Beat the Devil round the Gooseberry-Bush

A couple of posts ago I was berating a woman on a call line for not being able to speak English, then I got to thinking about my own accent.( oops a bit of Scottish grammar there) I have not always been that easily understood myself.

I love to meet and chat with friends . I am sorry to say, my English compatriots, that the Scots are a lot more friendly than us! Though not all in our churches are from this side of the Border.

I grew up on the Sussex Weald, our local dialect was so thick, that when a new headmistress took over our rural Primary School, who came from that foreign place Surrey, she couldn’t understand a word we said. Read some of Rudyard Kipling’s short stories if you wonder what it sounded like. No “h’s” on the front of words and long vowels. My great great grandparents had come up from “Zummerzet”,(Somerset), and that hadn’t helped the families vowel sounds either!

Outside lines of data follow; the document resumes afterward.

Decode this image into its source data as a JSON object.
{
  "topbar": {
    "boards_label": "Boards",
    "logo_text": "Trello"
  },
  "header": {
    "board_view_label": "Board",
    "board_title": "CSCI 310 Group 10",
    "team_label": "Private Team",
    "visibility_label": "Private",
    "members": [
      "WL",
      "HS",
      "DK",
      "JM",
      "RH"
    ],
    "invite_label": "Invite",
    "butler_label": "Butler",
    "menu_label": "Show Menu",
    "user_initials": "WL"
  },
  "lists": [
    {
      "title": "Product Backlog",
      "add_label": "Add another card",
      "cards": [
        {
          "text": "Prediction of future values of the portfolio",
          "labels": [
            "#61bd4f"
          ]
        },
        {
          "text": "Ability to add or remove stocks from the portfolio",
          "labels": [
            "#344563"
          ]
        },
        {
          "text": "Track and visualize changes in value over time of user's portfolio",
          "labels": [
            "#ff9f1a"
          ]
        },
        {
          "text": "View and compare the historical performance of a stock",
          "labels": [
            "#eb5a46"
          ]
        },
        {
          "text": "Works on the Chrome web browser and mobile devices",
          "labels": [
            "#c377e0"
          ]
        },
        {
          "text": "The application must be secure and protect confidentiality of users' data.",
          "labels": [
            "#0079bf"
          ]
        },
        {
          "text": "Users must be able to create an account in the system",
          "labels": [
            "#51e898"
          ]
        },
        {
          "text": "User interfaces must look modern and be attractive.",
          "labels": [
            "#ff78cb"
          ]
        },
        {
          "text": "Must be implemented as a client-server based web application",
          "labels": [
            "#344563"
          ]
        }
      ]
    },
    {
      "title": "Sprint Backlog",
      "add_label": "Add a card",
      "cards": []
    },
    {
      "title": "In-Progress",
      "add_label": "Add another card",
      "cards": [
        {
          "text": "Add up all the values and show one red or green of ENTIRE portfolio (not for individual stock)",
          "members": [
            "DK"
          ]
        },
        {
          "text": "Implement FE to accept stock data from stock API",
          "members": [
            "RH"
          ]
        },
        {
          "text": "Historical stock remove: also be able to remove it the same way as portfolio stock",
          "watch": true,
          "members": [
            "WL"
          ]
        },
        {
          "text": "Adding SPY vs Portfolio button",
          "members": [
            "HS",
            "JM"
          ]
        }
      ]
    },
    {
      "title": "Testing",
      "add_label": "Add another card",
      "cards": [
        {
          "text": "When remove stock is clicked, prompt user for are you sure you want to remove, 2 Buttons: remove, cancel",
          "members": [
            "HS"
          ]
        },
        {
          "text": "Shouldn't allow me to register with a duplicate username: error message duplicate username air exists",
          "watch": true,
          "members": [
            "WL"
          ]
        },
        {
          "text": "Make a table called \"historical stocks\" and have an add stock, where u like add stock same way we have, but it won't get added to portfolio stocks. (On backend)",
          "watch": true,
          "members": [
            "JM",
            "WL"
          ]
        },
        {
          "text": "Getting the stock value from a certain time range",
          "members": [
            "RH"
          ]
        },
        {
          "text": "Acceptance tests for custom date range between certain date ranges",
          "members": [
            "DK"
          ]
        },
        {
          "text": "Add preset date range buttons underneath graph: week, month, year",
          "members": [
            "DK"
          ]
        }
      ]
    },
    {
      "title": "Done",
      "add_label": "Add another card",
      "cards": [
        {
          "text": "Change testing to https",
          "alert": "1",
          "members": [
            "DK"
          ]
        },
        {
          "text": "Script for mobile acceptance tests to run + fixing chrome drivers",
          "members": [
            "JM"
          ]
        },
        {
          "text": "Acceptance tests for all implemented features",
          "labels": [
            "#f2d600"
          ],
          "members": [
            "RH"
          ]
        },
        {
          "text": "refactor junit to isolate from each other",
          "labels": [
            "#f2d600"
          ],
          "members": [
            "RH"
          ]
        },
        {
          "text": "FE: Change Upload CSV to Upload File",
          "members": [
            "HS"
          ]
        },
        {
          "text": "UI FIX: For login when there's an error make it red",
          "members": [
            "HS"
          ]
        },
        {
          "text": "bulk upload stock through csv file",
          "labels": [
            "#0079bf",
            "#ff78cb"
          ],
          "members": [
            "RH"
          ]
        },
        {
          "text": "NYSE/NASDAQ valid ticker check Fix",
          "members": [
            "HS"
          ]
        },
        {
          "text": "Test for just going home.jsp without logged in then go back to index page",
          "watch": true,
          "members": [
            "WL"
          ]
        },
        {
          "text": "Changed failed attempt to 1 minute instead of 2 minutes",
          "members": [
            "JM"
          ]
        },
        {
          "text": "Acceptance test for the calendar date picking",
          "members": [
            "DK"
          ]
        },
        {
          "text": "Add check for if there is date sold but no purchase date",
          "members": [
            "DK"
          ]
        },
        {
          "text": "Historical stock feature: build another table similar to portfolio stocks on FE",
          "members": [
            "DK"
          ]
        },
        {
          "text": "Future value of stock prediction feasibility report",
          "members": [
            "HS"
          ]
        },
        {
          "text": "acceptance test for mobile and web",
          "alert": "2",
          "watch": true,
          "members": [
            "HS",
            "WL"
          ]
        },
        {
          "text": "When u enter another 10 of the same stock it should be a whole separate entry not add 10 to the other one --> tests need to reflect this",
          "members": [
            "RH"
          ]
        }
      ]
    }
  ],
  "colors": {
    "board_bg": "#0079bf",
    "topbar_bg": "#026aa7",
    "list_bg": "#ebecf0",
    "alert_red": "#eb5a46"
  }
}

On promotion to Grammar School I found that everyone spoke ,”so terribly nicely”. A bit like Chummy in “Call the Midwife”, everything was just spiffing!I soon learnt that diction and a good command of the English language was paramount if you wanted to succeed in life. One day ,a friend, who hailed from the same place ,and I were engrossed in a science experiment and were chatting away to each other. A girl from the bench in front came over and said ” Oh how hilarious, do you speak like that for fun? “We spoke in the required plummy accent after that, but at home my Mother would say “Don’t think you can talk posh here my girl!” So “posh” was for school and dialect at home. My youngest daughter now speaks Scots at school to avoid being called Posh.

So, here I am in Scotland where neither accent matters much, the Argyll accent is soft and easy to understand, especially after straining my ears to catch the words in Kilmarnockese for 4 years. At my son’s wedding in South Lanarkshire, the Rev had to translate for me, if my new daughter-in-laws’ family spoke to me. I have once been asked if I’m from New Zealand, but on the whole they cope with me quite well in the Parishes.

So when I took the service on Sunday, in the Revs absence, I was careful with my pronunciation, however with nerves this can sometimes go out of the window.I was a little dismayed that no microphone was available, but they seemed to hear me, and understood me. I did notice that the three people in the front row came from Dartford, Northhamptonshire and Leeds.

It is sad when local dialects die out, but over the years local accents integrate with the languages of those who live in certain areas. Who knows how my great grandchildren might sound, a bit of Sussex, Scottish and maybe Asian or Polish mixed in?


4 thoughts on “Beat the Devil round the Gooseberry-Bush

  1. Nic Houghton

    You were in the girl’s grammar school when I joined the boy’s grammar a couple of months into the first year. I had arrived from the wilds of North Dorset and sounded like a real country bumkin, I soon lost that accent in the school playground I can tell ‘e.

  2. Jo

    I had the experience of speaking oh so correctly at school and then at work early in adult life,York posh-ish when I returned home to my folks the longer I spent with my Dad I began to recognize, how ‘broad he is’ and how Yorkshire. The more we move around the country & also the world the more we blend. Accents are fascinating.
    We find ourselves imitating accents at home just to express a point of a story we live in such a multi cultural area, ten mins drive down the road and you can take your written driving test in Punjabi or Hudu !!